Mentally Ill Shift From Care to Jails - There are more behind bars in Virginia than are in mental wards

As with gay rights, the need for mental health care is something Virginia would prefer to simply sweep under the rug and ignore. This article from the Richmond Times Dispatch (http://www.timesdispatch.com/cva/ric/news.apx.-content-articles-RTD-2007-10-10-0117.html) should be a state wide embarrassment. Sadly, most Virginians, especially those preaching "family values," do not seem to care or be embarrassed. Perhaps the family values crowd is once again literally applying the Bible and, therefore, believe that those in need of mental health care are sinners and possessed by demons? Hence, why take care of their needs. Virginia likes to think of itself as moving into the category of at least somewhat progressive states, but these figures prove sadly otherwise. Here are some story high lights:
Almost four decades after Virginia began emptying the mental wards of its state hospitals, jails across Virginia now house more people with mental illness than state and private hospitals combined. Of the 6,350 mentally ill people in hospitals or jails on a single day two years ago, 60 percent were in jails. And 43 percent of jails responding to a state commission's query said regional mental-health agencies do not provide mental-health services.

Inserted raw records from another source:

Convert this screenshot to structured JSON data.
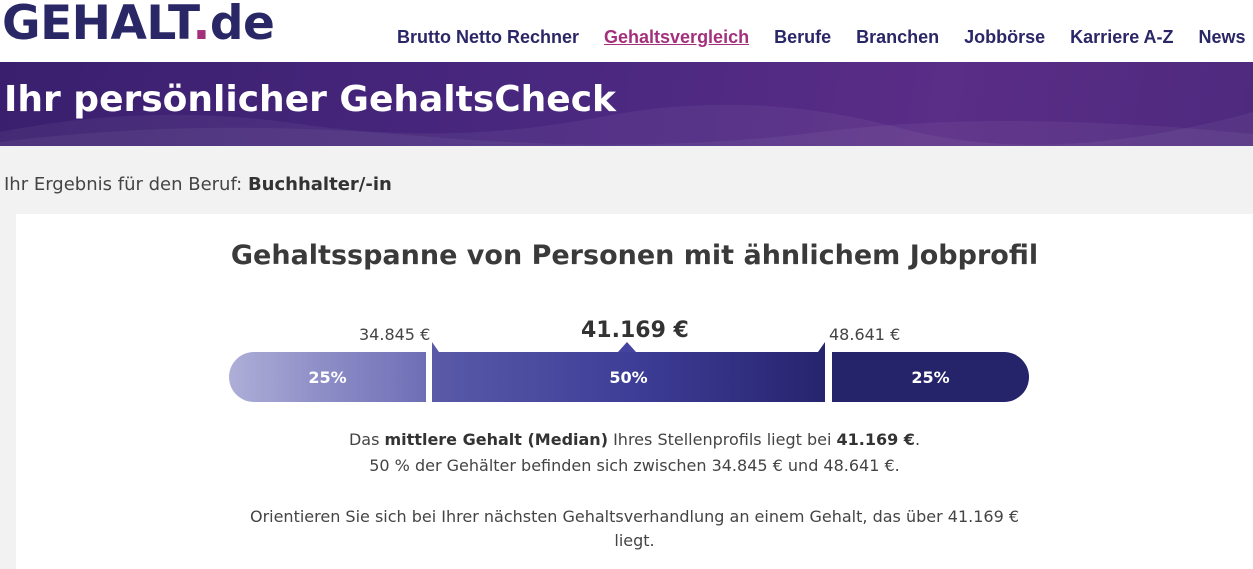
{
  "header": {
    "logo_text": "GEHALT",
    "logo_dot": ".",
    "logo_suffix": "de",
    "nav": [
      {
        "label": "Brutto Netto Rechner",
        "active": false
      },
      {
        "label": "Gehaltsvergleich",
        "active": true
      },
      {
        "label": "Berufe",
        "active": false
      },
      {
        "label": "Branchen",
        "active": false
      },
      {
        "label": "Jobbörse",
        "active": false
      },
      {
        "label": "Karriere A-Z",
        "active": false
      },
      {
        "label": "News",
        "active": false
      }
    ]
  },
  "banner": {
    "title": "Ihr persönlicher GehaltsCheck"
  },
  "result": {
    "prefix": "Ihr Ergebnis für den Beruf: ",
    "job": "Buchhalter/-in"
  },
  "salary": {
    "title": "Gehaltsspanne von Personen mit ähnlichem Jobprofil",
    "lower": "34.845 €",
    "median": "41.169 €",
    "upper": "48.641 €",
    "segments": [
      {
        "label": "25%",
        "share": 25
      },
      {
        "label": "50%",
        "share": 50
      },
      {
        "label": "25%",
        "share": 25
      }
    ],
    "desc1_a": "Das ",
    "desc1_b": "mittlere Gehalt (Median)",
    "desc1_c": " Ihres Stellenprofils liegt bei ",
    "desc1_d": "41.169 €",
    "desc1_e": ".",
    "desc2": "50 % der Gehälter befinden sich zwischen 34.845 € und 48.641 €.",
    "desc3_line1": "Orientieren Sie sich bei Ihrer nächsten Gehaltsverhandlung an einem Gehalt, das über 41.169 €",
    "desc3_line2": "liegt."
  },
  "colors": {
    "brand_navy": "#2a2767",
    "brand_magenta": "#a4307c",
    "banner_purple": "#4a2880"
  }
}
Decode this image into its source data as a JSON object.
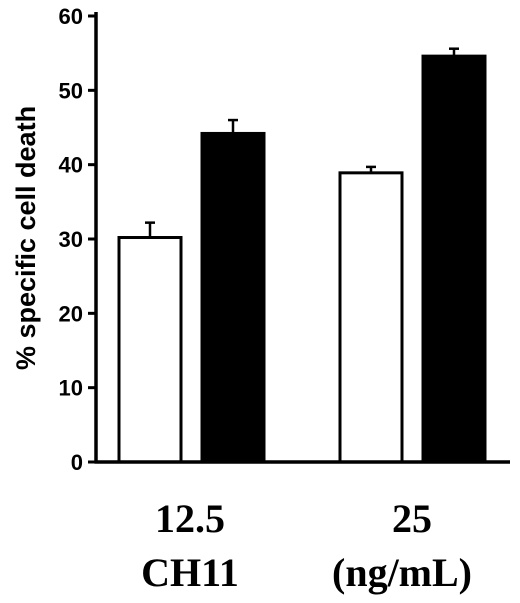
{
  "chart_data": {
    "type": "bar",
    "categories": [
      "12.5",
      "25"
    ],
    "category_caption": [
      "CH11",
      "(ng/mL)"
    ],
    "ylabel": "% specific cell death",
    "xlabel": "",
    "ylim": [
      0,
      60
    ],
    "yticks": [
      0,
      10,
      20,
      30,
      40,
      50,
      60
    ],
    "grid": false,
    "legend": "none",
    "series": [
      {
        "color": "#ffffff",
        "values": [
          30.2,
          38.9
        ],
        "errors": [
          2.0,
          0.8
        ]
      },
      {
        "color": "#000000",
        "values": [
          44.2,
          54.6
        ],
        "errors": [
          1.8,
          1.0
        ]
      }
    ]
  }
}
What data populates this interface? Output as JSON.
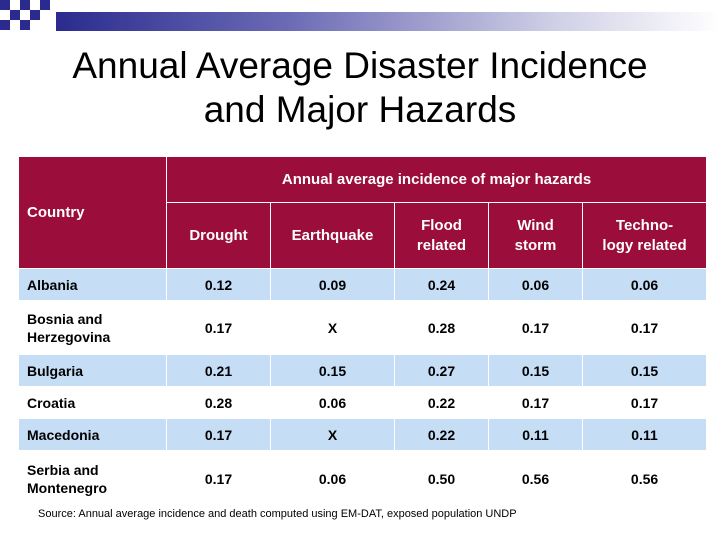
{
  "title": {
    "line1": "Annual Average Disaster Incidence",
    "line2": "and Major Hazards"
  },
  "table": {
    "country_header": "Country",
    "group_header": "Annual average incidence of major hazards",
    "columns": [
      {
        "line1": "Drought",
        "line2": ""
      },
      {
        "line1": "Earthquake",
        "line2": ""
      },
      {
        "line1": "Flood",
        "line2": "related"
      },
      {
        "line1": "Wind",
        "line2": "storm"
      },
      {
        "line1": "Techno-",
        "line2": "logy related"
      }
    ],
    "rows": [
      {
        "country1": "Albania",
        "country2": "",
        "values": [
          "0.12",
          "0.09",
          "0.24",
          "0.06",
          "0.06"
        ]
      },
      {
        "country1": "Bosnia and",
        "country2": "Herzegovina",
        "values": [
          "0.17",
          "X",
          "0.28",
          "0.17",
          "0.17"
        ]
      },
      {
        "country1": "Bulgaria",
        "country2": "",
        "values": [
          "0.21",
          "0.15",
          "0.27",
          "0.15",
          "0.15"
        ]
      },
      {
        "country1": "Croatia",
        "country2": "",
        "values": [
          "0.28",
          "0.06",
          "0.22",
          "0.17",
          "0.17"
        ]
      },
      {
        "country1": "Macedonia",
        "country2": "",
        "values": [
          "0.17",
          "X",
          "0.22",
          "0.11",
          "0.11"
        ]
      },
      {
        "country1": "Serbia and",
        "country2": "Montenegro",
        "values": [
          "0.17",
          "0.06",
          "0.50",
          "0.56",
          "0.56"
        ]
      }
    ]
  },
  "source": "Source: Annual average  incidence and death computed using EM-DAT, exposed population UNDP",
  "colors": {
    "header_bg": "#9b0d3a",
    "alt_row_bg": "#c5ddf5",
    "accent_bar": "#2b2b8f"
  }
}
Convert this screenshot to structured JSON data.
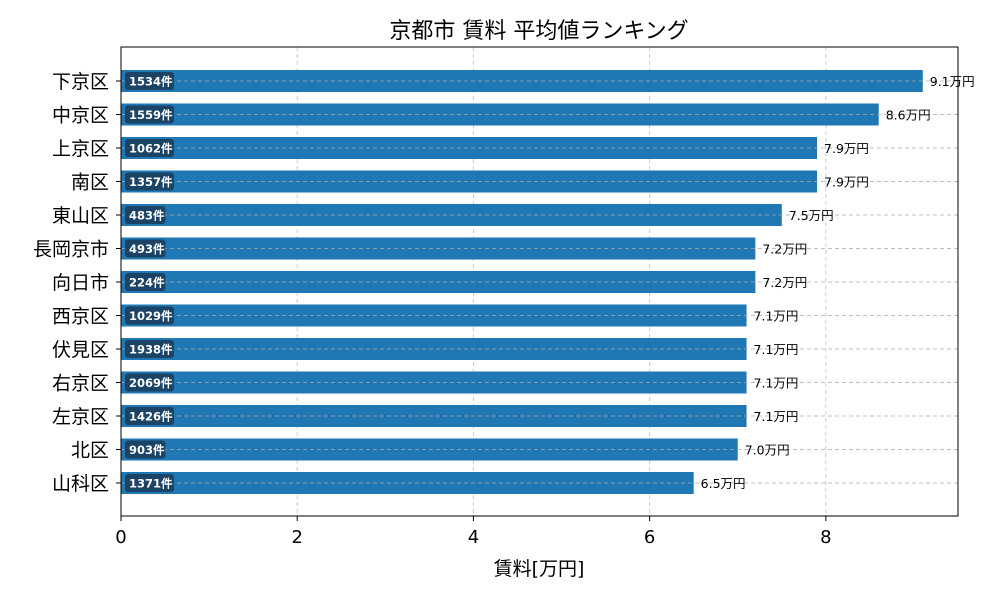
{
  "chart_data": {
    "type": "bar",
    "orientation": "horizontal",
    "title": "京都市 賃料 平均値ランキング",
    "xlabel": "賃料[万円]",
    "ylabel": "",
    "xlim": [
      0,
      9.5
    ],
    "xticks": [
      0,
      2,
      4,
      6,
      8
    ],
    "grid": true,
    "bar_color": "#1f77b4",
    "categories": [
      "下京区",
      "中京区",
      "上京区",
      "南区",
      "東山区",
      "長岡京市",
      "向日市",
      "西京区",
      "伏見区",
      "右京区",
      "左京区",
      "北区",
      "山科区"
    ],
    "values": [
      9.1,
      8.6,
      7.9,
      7.9,
      7.5,
      7.2,
      7.2,
      7.1,
      7.1,
      7.1,
      7.1,
      7.0,
      6.5
    ],
    "value_labels": [
      "9.1万円",
      "8.6万円",
      "7.9万円",
      "7.9万円",
      "7.5万円",
      "7.2万円",
      "7.2万円",
      "7.1万円",
      "7.1万円",
      "7.1万円",
      "7.1万円",
      "7.0万円",
      "6.5万円"
    ],
    "count_labels": [
      "1534件",
      "1559件",
      "1062件",
      "1357件",
      "483件",
      "493件",
      "224件",
      "1029件",
      "1938件",
      "2069件",
      "1426件",
      "903件",
      "1371件"
    ]
  }
}
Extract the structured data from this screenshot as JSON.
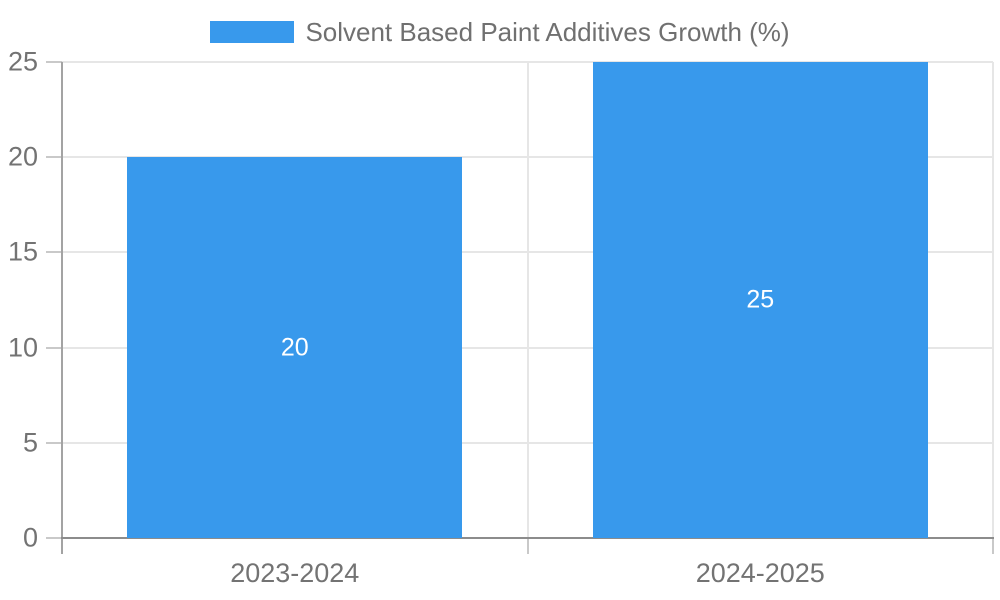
{
  "chart_data": {
    "type": "bar",
    "categories": [
      "2023-2024",
      "2024-2025"
    ],
    "series": [
      {
        "name": "Solvent Based Paint Additives Growth (%)",
        "values": [
          20,
          25
        ]
      }
    ],
    "ylim": [
      0,
      25
    ],
    "yticks": [
      0,
      5,
      10,
      15,
      20,
      25
    ],
    "xlabel": "",
    "ylabel": "",
    "grid": true,
    "legend_position": "top",
    "colors": {
      "bar": "#3899ec",
      "bar_label": "#ffffff"
    }
  }
}
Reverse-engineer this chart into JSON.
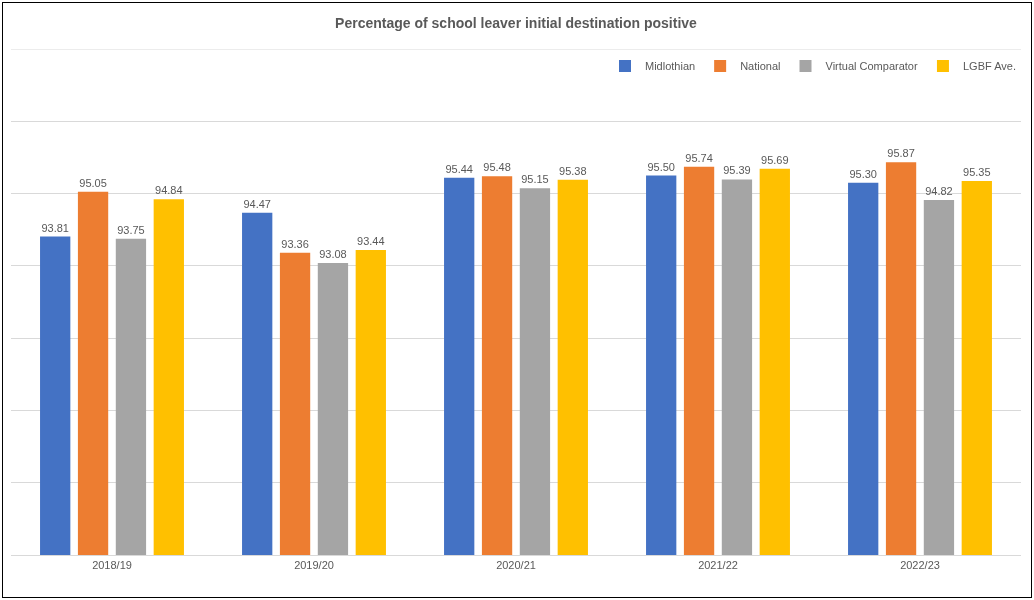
{
  "chart_data": {
    "type": "bar",
    "title": "Percentage of school leaver initial destination positive",
    "categories": [
      "2018/19",
      "2019/20",
      "2020/21",
      "2021/22",
      "2022/23"
    ],
    "series": [
      {
        "name": "Midlothian",
        "color": "#4472c4",
        "values": [
          93.81,
          94.47,
          95.44,
          95.5,
          95.3
        ],
        "value_labels": [
          "93.81",
          "94.47",
          "95.44",
          "95.50",
          "95.30"
        ]
      },
      {
        "name": "National",
        "color": "#ed7d31",
        "values": [
          95.05,
          93.36,
          95.48,
          95.74,
          95.87
        ],
        "value_labels": [
          "95.05",
          "93.36",
          "95.48",
          "95.74",
          "95.87"
        ]
      },
      {
        "name": "Virtual Comparator",
        "color": "#a5a5a5",
        "values": [
          93.75,
          93.08,
          95.15,
          95.39,
          94.82
        ],
        "value_labels": [
          "93.75",
          "93.08",
          "95.15",
          "95.39",
          "94.82"
        ]
      },
      {
        "name": "LGBF Ave.",
        "color": "#ffc000",
        "values": [
          94.84,
          93.44,
          95.38,
          95.69,
          95.35
        ],
        "value_labels": [
          "94.84",
          "93.44",
          "95.38",
          "95.69",
          "95.35"
        ]
      }
    ],
    "ylim": [
      85,
      99
    ],
    "yticks": [
      {
        "value": 85,
        "label": null
      },
      {
        "value": 87,
        "label": null
      },
      {
        "value": 89,
        "label": null
      },
      {
        "value": 91,
        "label": null
      },
      {
        "value": 93,
        "label": null
      },
      {
        "value": 95,
        "label": null
      },
      {
        "value": 97,
        "label": null
      },
      {
        "value": 99,
        "label": null
      }
    ],
    "tick_labels": "x",
    "grid": "y",
    "legend": "top right"
  }
}
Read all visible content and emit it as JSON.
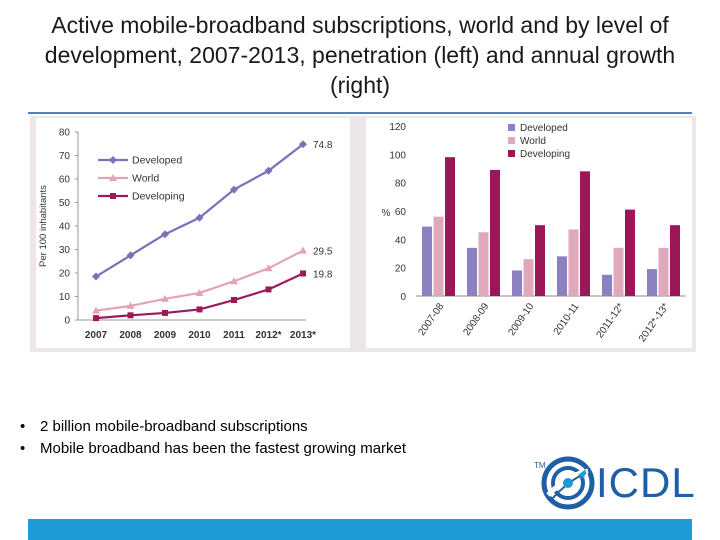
{
  "title": "Active mobile-broadband subscriptions, world and by level of development, 2007-2013, penetration (left) and annual growth (right)",
  "bullets": [
    "2 billion mobile-broadband subscriptions",
    "Mobile broadband has been the fastest growing market"
  ],
  "logo": {
    "text": "ICDL",
    "tm": "TM"
  },
  "colors": {
    "developed": "#7f6fb8",
    "world": "#e2a3b8",
    "developing": "#9c1a5b",
    "developed_bar": "#8c80c0",
    "world_bar": "#dfa9bc",
    "developing_bar": "#9b1758",
    "brand": "#1f5fa6",
    "accent_bar": "#1e9bd7"
  },
  "chart_data": [
    {
      "type": "line",
      "x": [
        "2007",
        "2008",
        "2009",
        "2010",
        "2011",
        "2012*",
        "2013*"
      ],
      "ylabel": "Per 100 inhabitants",
      "ylim": [
        0,
        80
      ],
      "yticks": [
        "0",
        "10",
        "20",
        "30",
        "40",
        "50",
        "60",
        "70",
        "80"
      ],
      "legend_position": "top-left",
      "series": [
        {
          "name": "Developed",
          "values": [
            18.5,
            27.5,
            36.5,
            43.5,
            55.5,
            63.5,
            74.8
          ],
          "end_label": "74.8"
        },
        {
          "name": "World",
          "values": [
            4,
            6,
            9,
            11.5,
            16.5,
            22,
            29.5
          ],
          "end_label": "29.5"
        },
        {
          "name": "Developing",
          "values": [
            0.8,
            2,
            3,
            4.5,
            8.5,
            13,
            19.8
          ],
          "end_label": "19.8"
        }
      ]
    },
    {
      "type": "bar",
      "categories": [
        "2007-08",
        "2008-09",
        "2009-10",
        "2010-11",
        "2011-12*",
        "2012*-13*"
      ],
      "ylabel": "%",
      "ylim": [
        0,
        120
      ],
      "yticks": [
        "0",
        "20",
        "40",
        "60",
        "80",
        "100",
        "120"
      ],
      "legend_position": "top-left",
      "series": [
        {
          "name": "Developed",
          "values": [
            49,
            34,
            18,
            28,
            15,
            19
          ]
        },
        {
          "name": "World",
          "values": [
            56,
            45,
            26,
            47,
            34,
            34
          ]
        },
        {
          "name": "Developing",
          "values": [
            98,
            89,
            50,
            88,
            61,
            50
          ]
        }
      ]
    }
  ]
}
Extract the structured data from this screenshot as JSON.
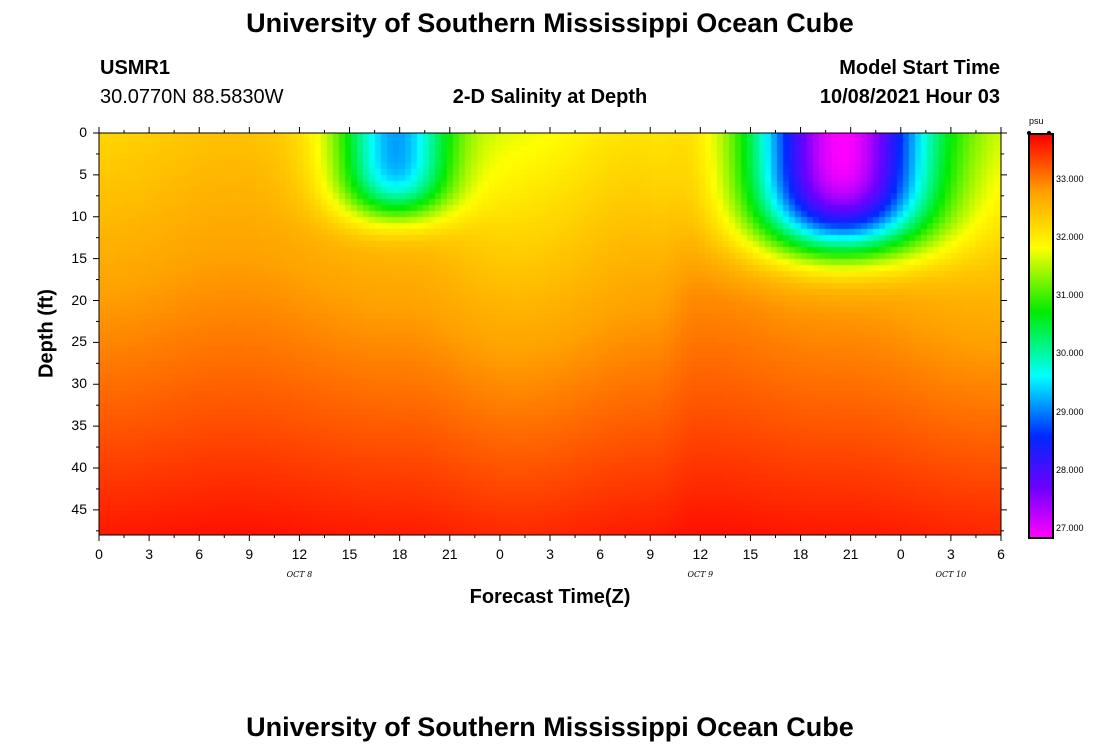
{
  "header": {
    "title": "University of Southern Mississippi Ocean Cube",
    "station_id": "USMR1",
    "coordinates": "30.0770N  88.5830W",
    "plot_title": "2-D Salinity at Depth",
    "model_label": "Model Start Time",
    "model_time": "10/08/2021 Hour 03"
  },
  "footer": {
    "title": "University of Southern Mississippi Ocean Cube"
  },
  "chart_data": {
    "type": "heatmap",
    "title": "2-D Salinity at Depth",
    "xlabel": "Forecast Time(Z)",
    "ylabel": "Depth (ft)",
    "xlim": [
      0,
      54
    ],
    "ylim": [
      48,
      0
    ],
    "x_ticks_hours": [
      0,
      3,
      6,
      9,
      12,
      15,
      18,
      21,
      24,
      27,
      30,
      33,
      36,
      39,
      42,
      45,
      48,
      51,
      54
    ],
    "x_tick_labels": [
      "0",
      "3",
      "6",
      "9",
      "12",
      "15",
      "18",
      "21",
      "0",
      "3",
      "6",
      "9",
      "12",
      "15",
      "18",
      "21",
      "0",
      "3",
      "6"
    ],
    "y_ticks": [
      0,
      5,
      10,
      15,
      20,
      25,
      30,
      35,
      40,
      45
    ],
    "date_labels": [
      {
        "text": "OCT 8",
        "hour": 12
      },
      {
        "text": "OCT 9",
        "hour": 36
      },
      {
        "text": "OCT 10",
        "hour": 51
      }
    ],
    "colorbar": {
      "unit": "psu",
      "min": 26.9,
      "max": 33.8,
      "ticks": [
        33.0,
        32.0,
        31.0,
        30.0,
        29.0,
        28.0,
        27.0
      ],
      "tick_labels": [
        "33.000",
        "32.000",
        "31.000",
        "30.000",
        "29.000",
        "28.000",
        "27.000"
      ]
    },
    "field": {
      "background": {
        "surface_psu": 32.2,
        "gradient_psu_per_ft": 0.03,
        "modulation": [
          {
            "hour": 0,
            "delta": 0.1
          },
          {
            "hour": 8,
            "delta": 0.3
          },
          {
            "hour": 18,
            "delta": 0.0
          },
          {
            "hour": 25,
            "delta": -0.4
          },
          {
            "hour": 33,
            "delta": 0.0
          },
          {
            "hour": 36,
            "delta": 0.35
          },
          {
            "hour": 44,
            "delta": 0.1
          },
          {
            "hour": 54,
            "delta": -0.3
          }
        ]
      },
      "freshwater_lenses": [
        {
          "center_hour": 17.8,
          "width_hours": 3.5,
          "depth_ft": 10,
          "min_psu": 29.2
        },
        {
          "center_hour": 44.5,
          "width_hours": 5.5,
          "depth_ft": 14,
          "min_psu": 26.9
        }
      ]
    }
  }
}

In 1936, only one person with mental illness was in jail for every six in state hospitals. In 2005, that ratio had gone to five people in jail for every two in a hospital. Those are among the statistics compiled in a 200-page report released yesterday by the General Assembly's Joint Legislative Audit and Review Commission.

Virginia has 40 cities and 95 counties. Seven of the state's localities have more than half the roughly 1,500 psychiatrists in the state. Forty-seven localities have none; 87 localities don't have a child psychiatrist. The sobering analysis yesterday left legislators with few questions and state mental-health officials with few answers as evidence continues to mount about the state's system of mental-health care. Most of the issues have been festering for years and have been brought to the forefront by the mass killings at Virginia Tech in April by mentally ill student Seung-Hui Cho.


[T]he report found vast disparities in the quality of care from one jurisdiction to another and a failure by state agencies and local mental-health agencies to follow state laws mandating how patients are to be assessed and singled out for care. JLARC found that a decade-old state law requiring public hearings and regulations to set payment rates for temporary detentions has never been implemented. The rates are set unilaterally by the state Department of Medical Assistance Services.

Nor have state laws enacted 25 years ago been followed that require regulations for pre-screening procedures for patients entering state hospitals. As a result, some state hospitals have simply declined to admit some groups of patients who once received care. Those people include patients with dementia, substance-abuse problems and traumatic brain-injuries, according to JLARC.

In sum, it is NOT a pretty picture. Small wonder that Seung-Hui Cho did not receive proper mental health treatment and that he was allowed to be on campus with no one knowing how potentially dangerous he was.